Poppy shook her head. “Later. I must try to settle some things first, because I think Harry may arrive by nightfall. Of course, he may not, but—”
“He will,” came a voice from the doorway, and Poppy looked up to behold her former companion. “Miss Marks,” she exclaimed, jumping to her feet.
A brilliant smile broke out on Miss Marks’s face, and she came to Poppy swiftly, catching her in a warm embrace. Poppy could tell that she had been outside. Instead of her usual pristine soap-and-starch smell, she carried the scents of earth and flowers and summer heat. “Nothing’s the same without you here,” Miss Marks said. “It’s so much quieter.”
Drawing back, Miss Marks added hastily, “I didn’t mean to imply—”
“Yes, I know.” Still smiling, Poppy viewed her quizzically. “How pretty you look. Your hair . . .” Instead of being scraped back and tightly pinned, the thick, fine locks flowed around her back and shoulders. And the nondescript shade of brown had been lightened to brilliant pale gold. “Is that your natural color?”
A blush swept over Miss Marks’s face. “I’m going to darken it again as soon as possible.”
“Must you?” Poppy asked, perplexed. “It’s so lovely this way.”

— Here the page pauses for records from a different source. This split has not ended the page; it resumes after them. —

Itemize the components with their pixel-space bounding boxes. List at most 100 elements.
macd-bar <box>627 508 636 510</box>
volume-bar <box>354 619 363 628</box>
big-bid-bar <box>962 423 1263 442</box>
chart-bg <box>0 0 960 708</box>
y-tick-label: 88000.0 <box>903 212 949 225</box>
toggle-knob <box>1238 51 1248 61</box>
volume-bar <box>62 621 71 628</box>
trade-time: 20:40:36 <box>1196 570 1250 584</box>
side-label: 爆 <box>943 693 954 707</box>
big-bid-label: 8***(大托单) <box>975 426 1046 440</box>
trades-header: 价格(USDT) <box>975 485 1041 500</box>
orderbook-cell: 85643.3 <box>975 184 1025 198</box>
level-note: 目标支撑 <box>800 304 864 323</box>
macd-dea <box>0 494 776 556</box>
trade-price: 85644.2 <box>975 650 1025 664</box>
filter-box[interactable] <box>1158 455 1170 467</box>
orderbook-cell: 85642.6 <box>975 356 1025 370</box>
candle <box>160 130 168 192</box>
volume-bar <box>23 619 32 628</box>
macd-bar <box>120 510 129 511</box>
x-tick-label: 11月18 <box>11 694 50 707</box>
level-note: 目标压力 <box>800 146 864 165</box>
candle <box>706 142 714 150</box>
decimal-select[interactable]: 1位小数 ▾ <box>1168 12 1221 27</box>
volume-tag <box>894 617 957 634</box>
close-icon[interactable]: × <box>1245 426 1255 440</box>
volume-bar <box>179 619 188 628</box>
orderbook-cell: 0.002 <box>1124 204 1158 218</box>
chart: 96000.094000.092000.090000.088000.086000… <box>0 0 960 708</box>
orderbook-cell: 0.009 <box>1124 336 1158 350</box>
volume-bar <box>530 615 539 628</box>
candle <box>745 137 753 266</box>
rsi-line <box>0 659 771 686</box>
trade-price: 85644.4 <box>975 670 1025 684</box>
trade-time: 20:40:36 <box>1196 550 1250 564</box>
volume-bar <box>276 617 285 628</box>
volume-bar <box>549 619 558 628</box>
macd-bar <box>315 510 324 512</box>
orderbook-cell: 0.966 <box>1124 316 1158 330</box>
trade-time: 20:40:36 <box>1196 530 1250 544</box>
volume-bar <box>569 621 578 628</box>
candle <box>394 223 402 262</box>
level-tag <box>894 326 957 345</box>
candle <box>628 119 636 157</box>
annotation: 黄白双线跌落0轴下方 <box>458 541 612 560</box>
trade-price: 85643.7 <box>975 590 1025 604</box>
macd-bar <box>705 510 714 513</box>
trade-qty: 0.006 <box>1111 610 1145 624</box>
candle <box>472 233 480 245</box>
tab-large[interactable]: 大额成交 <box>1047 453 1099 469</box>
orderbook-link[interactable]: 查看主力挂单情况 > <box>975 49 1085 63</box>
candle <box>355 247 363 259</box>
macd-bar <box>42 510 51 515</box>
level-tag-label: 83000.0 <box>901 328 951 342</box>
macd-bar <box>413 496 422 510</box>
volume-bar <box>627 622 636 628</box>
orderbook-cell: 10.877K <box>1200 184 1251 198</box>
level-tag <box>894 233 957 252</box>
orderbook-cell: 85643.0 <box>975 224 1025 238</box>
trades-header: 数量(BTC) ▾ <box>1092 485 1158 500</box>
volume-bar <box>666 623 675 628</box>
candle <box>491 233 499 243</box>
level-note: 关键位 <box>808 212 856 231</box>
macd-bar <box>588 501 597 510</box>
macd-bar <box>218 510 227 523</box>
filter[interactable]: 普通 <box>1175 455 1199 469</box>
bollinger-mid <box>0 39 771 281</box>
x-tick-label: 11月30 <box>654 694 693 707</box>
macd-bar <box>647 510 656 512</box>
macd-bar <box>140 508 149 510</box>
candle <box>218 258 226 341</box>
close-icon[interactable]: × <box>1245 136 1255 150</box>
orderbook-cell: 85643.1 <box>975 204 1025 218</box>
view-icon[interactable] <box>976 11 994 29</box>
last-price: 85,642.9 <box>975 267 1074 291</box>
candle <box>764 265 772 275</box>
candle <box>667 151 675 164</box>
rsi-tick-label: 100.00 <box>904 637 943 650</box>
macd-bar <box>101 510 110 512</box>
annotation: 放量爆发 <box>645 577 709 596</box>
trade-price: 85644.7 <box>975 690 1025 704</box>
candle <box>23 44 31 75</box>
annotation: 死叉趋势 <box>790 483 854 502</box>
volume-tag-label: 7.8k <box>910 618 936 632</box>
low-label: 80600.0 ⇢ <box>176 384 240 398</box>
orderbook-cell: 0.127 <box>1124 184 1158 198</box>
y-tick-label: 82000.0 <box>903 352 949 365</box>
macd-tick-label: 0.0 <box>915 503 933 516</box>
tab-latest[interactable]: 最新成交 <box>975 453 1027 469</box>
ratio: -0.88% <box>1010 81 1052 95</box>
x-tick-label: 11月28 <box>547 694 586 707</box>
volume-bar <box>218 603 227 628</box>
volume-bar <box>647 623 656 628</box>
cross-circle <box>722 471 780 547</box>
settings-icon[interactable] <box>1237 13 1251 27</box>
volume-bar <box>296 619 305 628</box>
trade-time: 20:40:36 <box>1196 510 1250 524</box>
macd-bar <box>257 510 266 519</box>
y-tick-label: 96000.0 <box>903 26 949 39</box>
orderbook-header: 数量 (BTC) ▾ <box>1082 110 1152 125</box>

Amelia spoke from the settee. “I wouldn’t advise applying any chemicals for a while, Catherine. Your hair may be too fragile.”
“You may be right,” Miss Marks said with a frown, self-consciously reaching up to finger the light, glinting strands.
Poppy looked askance at them both, having never heard Amelia call the companion by her first name before.
“May I sit with you both?” Miss Marks asked Poppy gently. “I want very much to hear what has transpired since the wedding. And—” There was a quick, oddly nervous pause. “I have some things to tell you, that I believe are relevant to your situation.”